This entertaining exercise in world building is set almost fifty-seven thousand years in the future. It is not so much a novel as a linked series of stories, each with its own main characters and objectives, although some of the longer-lived minor characters, mainly those that have mostly robotic parts, appear in more than one section. It is set on a world called Sask-E, which is owned by a company called Verdance. Most of the characters were created by Verdance to assist in terraforming Sask-E so that it can be sold in parcels to wealthy investors. The terraformers are legally slaves of Verdance, and although the non-human entities are sentient, Verdance uses a type of intelligence inhibitor to keep them in line.
The most fascinating aspect of The Terraformers is the characters, both human and non-human. They have been incubated and brought to life under laboratory conditions to serve particular functions in the terraforming process, and as a result there is great variety in their appearances, materials, sizes, and abilities. There are bipedal humanoids, robots, part-humans and part-robots, animals, part-animals and part-robots, and so on. Verdance considers them all chattel, but in fact among the terraformers themselves they are all considered persons, whether they are humanoid, robotic, animal, or a combination of these. Newitz liberally ascribes personhood to an array of non-human beings, including flying moose, flying cows, cats, dogs, naked mole rats, and even worms. This universal personhood serves as a pointed metaphor to compare with the present sad state of humankind, in which people are judged, labeled, and assigned positions according to background, location, race, color, gender, age, intelligence, and other considerations.

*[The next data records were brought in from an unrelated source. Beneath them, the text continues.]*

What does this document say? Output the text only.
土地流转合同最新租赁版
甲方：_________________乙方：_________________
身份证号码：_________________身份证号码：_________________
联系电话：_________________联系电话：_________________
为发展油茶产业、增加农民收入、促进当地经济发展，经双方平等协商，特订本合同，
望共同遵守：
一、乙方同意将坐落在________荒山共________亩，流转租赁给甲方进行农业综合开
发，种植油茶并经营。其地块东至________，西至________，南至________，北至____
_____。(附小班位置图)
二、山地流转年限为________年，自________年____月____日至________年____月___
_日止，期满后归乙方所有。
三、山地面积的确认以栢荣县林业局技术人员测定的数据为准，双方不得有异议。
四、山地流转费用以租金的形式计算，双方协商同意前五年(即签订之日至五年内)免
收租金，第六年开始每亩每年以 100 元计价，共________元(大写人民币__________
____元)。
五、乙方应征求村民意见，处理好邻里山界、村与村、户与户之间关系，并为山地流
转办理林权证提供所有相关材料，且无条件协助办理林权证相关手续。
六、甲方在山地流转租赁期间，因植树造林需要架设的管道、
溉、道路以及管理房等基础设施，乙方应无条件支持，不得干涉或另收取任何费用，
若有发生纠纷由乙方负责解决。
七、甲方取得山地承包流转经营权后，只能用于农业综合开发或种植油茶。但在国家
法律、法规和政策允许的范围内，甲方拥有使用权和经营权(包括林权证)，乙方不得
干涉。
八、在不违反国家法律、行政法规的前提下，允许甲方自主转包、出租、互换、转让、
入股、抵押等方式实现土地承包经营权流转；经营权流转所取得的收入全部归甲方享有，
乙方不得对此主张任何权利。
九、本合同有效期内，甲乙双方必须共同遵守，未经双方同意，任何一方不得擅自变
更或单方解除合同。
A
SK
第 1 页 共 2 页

The variety of person-types in this far future scenario reminded me of some of the early works of Samuel Delaney such as Babel-17 and The Einstein Intersection. In these works he introduces body modifications and mutations that make the appearances and abilities of the characters radically different from those to which we are accustomed.
In the first part of The Terraformers, an environmentalist named Destry discovers an entire civilization of archaic terraformers hiding beneath a volcano on Sask-E. Verdance would like nothing better than to murder them all and obliterate any traces of their habitations, so Destry must find a way to save this hitherto-hidden populace but at the same time fulfill her obligations as a slave of Verdance. In the second part, a team of surveyors travel the length of the main continent on Sask-E, assessing the landscape and the cultures in the newly-formed cities so that Verdance can build a transportation system. The surveying trip is an excuse to further explore the complex world and social systems that Newitz has created.

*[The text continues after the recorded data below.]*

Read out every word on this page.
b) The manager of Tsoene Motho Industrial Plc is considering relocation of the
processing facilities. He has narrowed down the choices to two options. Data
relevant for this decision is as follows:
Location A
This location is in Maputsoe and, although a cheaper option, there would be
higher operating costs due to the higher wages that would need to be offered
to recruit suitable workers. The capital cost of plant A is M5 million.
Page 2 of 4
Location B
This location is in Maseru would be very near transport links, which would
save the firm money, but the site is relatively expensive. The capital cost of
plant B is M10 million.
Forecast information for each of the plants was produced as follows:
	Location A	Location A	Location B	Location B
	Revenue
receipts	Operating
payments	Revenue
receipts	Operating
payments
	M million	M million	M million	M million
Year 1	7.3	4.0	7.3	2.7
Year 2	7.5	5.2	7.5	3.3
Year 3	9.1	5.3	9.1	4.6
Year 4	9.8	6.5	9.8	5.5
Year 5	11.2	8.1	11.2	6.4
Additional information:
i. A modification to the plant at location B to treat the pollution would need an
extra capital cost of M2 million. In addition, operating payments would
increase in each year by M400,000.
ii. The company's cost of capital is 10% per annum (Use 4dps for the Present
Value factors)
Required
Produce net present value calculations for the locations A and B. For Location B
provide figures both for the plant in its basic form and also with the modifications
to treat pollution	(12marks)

The amazing thing about this land of flying moose, naked mole rat scientists, intelligent devices that bore through lava in the planet’s mantle, and sentient worms, is that Newitz manages to explain it all so well that it is easy to suspend disbelief and come along for the ride. That’s what good futuristic science fiction does. No matter how unlikely the scenario, a good writer can take us by the hand and adroitly lead us through it so that we forget, temporarily, our previous parameters and even measure the world we have left behind in the context of the world in which we have become immersed.